By the homotopy lifting property, $H_t$ lifts to a homotopy $\tilde{H}_t:\tilde{X}\rightarrow \tilde{X}$ such that $H_t(x)=f(\tilde{H}_t(x))$ and $\tilde{H}_0(x)=\tilde{x}_0$
So we have a homotopy $\tilde{H}_t:\tilde{X}\rightarrow \tilde{X}$ from $\tilde{H}_0(x)= \tilde{x}_0$ to $\tilde{H}_1(x)$ and besides $f(x)=H_1(x)=f(\tilde{H}_1(x))$.
If $f$ was injective we would be done, but in principle $\tilde{H}_1(x)$ could be any point in $f^{-1}(x_0)$ right?
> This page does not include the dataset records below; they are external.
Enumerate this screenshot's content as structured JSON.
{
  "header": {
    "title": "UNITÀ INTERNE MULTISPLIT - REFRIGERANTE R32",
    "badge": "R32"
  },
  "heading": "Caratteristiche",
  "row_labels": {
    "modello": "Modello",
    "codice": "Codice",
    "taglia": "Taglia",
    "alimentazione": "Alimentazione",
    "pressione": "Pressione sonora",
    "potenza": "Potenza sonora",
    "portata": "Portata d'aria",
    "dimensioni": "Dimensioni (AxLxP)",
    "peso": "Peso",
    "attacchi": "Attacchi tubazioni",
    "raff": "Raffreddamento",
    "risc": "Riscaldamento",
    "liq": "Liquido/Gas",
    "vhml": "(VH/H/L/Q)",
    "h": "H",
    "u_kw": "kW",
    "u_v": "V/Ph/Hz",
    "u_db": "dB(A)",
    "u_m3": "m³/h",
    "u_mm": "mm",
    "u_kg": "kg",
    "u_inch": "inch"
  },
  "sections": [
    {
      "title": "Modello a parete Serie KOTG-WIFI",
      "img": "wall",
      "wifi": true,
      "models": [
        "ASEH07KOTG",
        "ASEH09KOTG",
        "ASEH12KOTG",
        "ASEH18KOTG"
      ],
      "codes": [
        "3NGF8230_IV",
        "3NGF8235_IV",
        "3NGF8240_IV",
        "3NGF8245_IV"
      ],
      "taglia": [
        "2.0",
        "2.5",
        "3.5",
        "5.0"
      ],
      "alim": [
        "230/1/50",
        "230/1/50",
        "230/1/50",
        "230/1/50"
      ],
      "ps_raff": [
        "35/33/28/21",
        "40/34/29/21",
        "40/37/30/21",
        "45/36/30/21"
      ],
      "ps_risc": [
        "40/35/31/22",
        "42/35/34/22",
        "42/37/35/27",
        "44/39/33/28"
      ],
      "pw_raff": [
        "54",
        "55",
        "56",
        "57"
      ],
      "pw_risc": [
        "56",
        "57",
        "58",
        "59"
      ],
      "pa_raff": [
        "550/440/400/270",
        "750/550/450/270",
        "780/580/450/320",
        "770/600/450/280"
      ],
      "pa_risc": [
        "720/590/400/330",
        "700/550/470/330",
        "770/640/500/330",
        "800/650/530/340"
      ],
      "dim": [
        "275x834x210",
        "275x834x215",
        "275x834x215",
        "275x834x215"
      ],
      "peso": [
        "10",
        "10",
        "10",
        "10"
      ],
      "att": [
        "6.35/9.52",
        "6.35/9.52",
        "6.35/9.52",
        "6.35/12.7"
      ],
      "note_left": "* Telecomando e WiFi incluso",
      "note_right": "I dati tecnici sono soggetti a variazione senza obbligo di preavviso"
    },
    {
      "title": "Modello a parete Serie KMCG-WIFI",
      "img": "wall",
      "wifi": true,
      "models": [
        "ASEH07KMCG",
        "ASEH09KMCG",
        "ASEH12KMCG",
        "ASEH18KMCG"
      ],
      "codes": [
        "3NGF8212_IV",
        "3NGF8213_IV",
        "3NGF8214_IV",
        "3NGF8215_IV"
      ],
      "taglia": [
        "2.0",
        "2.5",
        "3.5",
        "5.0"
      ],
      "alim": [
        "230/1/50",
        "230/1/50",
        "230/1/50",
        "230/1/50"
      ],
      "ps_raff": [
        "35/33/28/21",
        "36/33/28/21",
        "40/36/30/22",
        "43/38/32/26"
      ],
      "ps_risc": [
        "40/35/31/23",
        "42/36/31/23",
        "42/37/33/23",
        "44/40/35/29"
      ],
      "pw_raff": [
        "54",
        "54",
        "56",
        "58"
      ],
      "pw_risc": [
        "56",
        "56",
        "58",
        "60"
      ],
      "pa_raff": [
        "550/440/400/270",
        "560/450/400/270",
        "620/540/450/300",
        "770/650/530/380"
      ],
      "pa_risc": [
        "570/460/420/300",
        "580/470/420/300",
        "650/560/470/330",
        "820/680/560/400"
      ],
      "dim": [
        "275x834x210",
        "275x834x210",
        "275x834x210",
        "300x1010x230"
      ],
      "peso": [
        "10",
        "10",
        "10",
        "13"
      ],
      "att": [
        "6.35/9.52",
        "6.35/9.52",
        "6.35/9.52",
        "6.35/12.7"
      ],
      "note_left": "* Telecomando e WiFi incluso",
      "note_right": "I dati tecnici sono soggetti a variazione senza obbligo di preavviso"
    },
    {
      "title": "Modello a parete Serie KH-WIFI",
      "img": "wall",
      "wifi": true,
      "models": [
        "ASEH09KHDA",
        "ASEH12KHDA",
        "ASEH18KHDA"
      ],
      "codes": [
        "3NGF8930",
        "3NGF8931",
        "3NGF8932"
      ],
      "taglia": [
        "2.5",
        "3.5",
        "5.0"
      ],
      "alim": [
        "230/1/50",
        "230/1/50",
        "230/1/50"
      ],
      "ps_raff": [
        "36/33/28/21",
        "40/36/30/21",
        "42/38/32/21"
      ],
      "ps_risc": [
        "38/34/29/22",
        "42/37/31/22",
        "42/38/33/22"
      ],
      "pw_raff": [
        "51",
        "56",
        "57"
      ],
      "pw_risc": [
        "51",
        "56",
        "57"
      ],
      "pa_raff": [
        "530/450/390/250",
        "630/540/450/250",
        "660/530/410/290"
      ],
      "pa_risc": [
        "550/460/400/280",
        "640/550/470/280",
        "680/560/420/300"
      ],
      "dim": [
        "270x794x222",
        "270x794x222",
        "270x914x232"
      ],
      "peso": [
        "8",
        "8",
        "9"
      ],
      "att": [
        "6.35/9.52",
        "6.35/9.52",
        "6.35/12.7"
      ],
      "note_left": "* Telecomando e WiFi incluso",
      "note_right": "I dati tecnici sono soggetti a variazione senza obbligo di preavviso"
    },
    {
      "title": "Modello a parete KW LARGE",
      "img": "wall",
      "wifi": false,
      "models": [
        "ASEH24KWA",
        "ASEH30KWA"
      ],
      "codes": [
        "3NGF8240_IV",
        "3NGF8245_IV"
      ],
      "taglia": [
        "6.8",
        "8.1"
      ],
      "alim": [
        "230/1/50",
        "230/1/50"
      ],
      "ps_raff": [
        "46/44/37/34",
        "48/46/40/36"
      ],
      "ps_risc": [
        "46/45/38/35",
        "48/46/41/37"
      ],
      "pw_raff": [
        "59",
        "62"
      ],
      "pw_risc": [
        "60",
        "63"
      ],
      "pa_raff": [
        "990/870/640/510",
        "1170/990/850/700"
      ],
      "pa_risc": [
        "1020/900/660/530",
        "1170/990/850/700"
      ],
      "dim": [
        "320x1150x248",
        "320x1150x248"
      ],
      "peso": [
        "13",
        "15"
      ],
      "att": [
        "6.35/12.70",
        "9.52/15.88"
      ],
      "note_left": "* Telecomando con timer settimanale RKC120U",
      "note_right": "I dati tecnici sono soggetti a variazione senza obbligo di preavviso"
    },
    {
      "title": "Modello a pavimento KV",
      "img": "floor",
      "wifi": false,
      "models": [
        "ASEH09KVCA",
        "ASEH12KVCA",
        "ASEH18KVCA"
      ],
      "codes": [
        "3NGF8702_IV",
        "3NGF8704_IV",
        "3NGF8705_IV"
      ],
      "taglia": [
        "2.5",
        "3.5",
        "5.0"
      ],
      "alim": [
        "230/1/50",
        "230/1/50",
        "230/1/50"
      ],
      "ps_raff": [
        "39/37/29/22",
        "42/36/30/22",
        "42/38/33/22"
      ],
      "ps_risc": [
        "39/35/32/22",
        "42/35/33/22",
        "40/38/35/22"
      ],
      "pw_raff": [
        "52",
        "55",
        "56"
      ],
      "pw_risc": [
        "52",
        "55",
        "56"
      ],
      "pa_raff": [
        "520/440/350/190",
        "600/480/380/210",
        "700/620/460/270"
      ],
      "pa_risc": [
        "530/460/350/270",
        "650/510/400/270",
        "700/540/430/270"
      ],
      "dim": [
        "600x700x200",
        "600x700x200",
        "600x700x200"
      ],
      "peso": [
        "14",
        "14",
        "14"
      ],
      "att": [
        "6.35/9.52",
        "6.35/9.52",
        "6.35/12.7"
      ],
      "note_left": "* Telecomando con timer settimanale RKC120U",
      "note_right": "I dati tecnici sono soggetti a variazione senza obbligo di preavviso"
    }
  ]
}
As you said, we're given a covering $f: \tilde X \to X$ and a homotopy $H_t : \tilde X \to X$ such that $H_0(\tilde x)=f(\tilde x)$ and $H_1(\tilde x)=x_0$ for some fixed $x_0 \in X$. Since $\operatorname{id}_{\tilde X}$ is a lift of $H_0=f$, there is a unique lift $\tilde H_t : \tilde X \to \tilde X$ of the homotopy $H_t$ such that $\tilde H_0= \operatorname{id}_{\tilde X}$. Since $f\circ \tilde H_1=H_1$ is a constant function and $f$ is a local homeomorphism, $\tilde H_1$ is locally constant. Since $\tilde X$ is connected, $\tilde H_1$ is constant, i.e. $\tilde X$ is contractible.
Note: We must assume that $\tilde X$ is connected. To see this, consider any covering $\tilde X= X \sqcup X \to X$, where $X$ is contractible.